Les juristes qui soutiennent que le droit peut ignorer la nature sombrent dans la « barbarie de la réflexion ».
Ils se trompent et nous trompent, comme se trompe la théorie économique néolibérale qui, en prenant pour des réalités les fictions du travail ou de la Terre marchandises, nous a engagés dans des impasses sociale et écologique dont nous aurons du mal à sortir. Il faut donc distinguer les différents registres de l’imaginaire et ne pas confondre les codes juridiques et les contes de fée. Mais il faut aussi comprendre que ces registres s’interpellent sans cesse. Ainsi les premières révolutions industrielles ont été dominées par un imaginaire issu de la physique classique, qui voit le monde comme une vaste horlogerie dont les hommes ne seraient que les rouages.

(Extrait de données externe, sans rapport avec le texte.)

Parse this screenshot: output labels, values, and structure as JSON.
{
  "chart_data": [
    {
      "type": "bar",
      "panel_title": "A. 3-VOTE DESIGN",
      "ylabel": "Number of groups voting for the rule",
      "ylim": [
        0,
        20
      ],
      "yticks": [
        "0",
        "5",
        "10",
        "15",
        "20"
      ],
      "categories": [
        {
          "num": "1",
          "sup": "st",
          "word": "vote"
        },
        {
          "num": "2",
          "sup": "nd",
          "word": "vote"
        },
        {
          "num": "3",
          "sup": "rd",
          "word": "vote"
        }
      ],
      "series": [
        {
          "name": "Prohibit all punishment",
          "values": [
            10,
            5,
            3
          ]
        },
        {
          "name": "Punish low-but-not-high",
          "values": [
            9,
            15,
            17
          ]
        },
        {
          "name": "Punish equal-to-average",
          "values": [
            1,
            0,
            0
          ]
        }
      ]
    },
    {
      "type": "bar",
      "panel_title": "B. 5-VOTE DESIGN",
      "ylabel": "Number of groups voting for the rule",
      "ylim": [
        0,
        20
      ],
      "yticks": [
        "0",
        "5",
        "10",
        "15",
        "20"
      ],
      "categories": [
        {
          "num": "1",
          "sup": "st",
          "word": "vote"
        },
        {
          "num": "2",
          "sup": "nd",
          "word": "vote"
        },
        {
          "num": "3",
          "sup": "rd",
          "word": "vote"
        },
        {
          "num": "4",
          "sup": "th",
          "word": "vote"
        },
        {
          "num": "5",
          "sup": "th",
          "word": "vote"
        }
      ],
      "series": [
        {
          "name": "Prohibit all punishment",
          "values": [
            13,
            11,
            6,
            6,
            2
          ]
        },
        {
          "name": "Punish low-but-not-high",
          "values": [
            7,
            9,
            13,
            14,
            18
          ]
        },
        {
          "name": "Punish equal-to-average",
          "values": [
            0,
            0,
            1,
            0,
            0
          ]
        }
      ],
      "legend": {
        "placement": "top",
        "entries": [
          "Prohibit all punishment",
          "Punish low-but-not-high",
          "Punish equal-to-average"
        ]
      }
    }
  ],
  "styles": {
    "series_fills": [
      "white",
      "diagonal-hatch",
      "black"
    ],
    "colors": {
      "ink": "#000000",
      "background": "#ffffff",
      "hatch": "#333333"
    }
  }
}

Avec la révolution numérique nous sommes passés à l’imaginaire cybernétique, qui voit le monde comme un réseau de machines informationnelles et dont l’objet fétiche est l’ordinateur portable (celui qui a remplacé la montre dans nos agitations quotidiennes). Ce changement d’imaginaire a été accompagné au plan juridique par le reflux du règne de la loi au profit de la gouvernance par les nombres. Le vocabulaire politique témoigne du même changement : on invite les partis à « changer de logiciel » plutôt que d’idées.
RPP – Vous dites que l’art, la science, le droit sont finalement irrigués par un imaginaire commun. Mais qui produit cet imaginaire ? La société ? L’histoire ?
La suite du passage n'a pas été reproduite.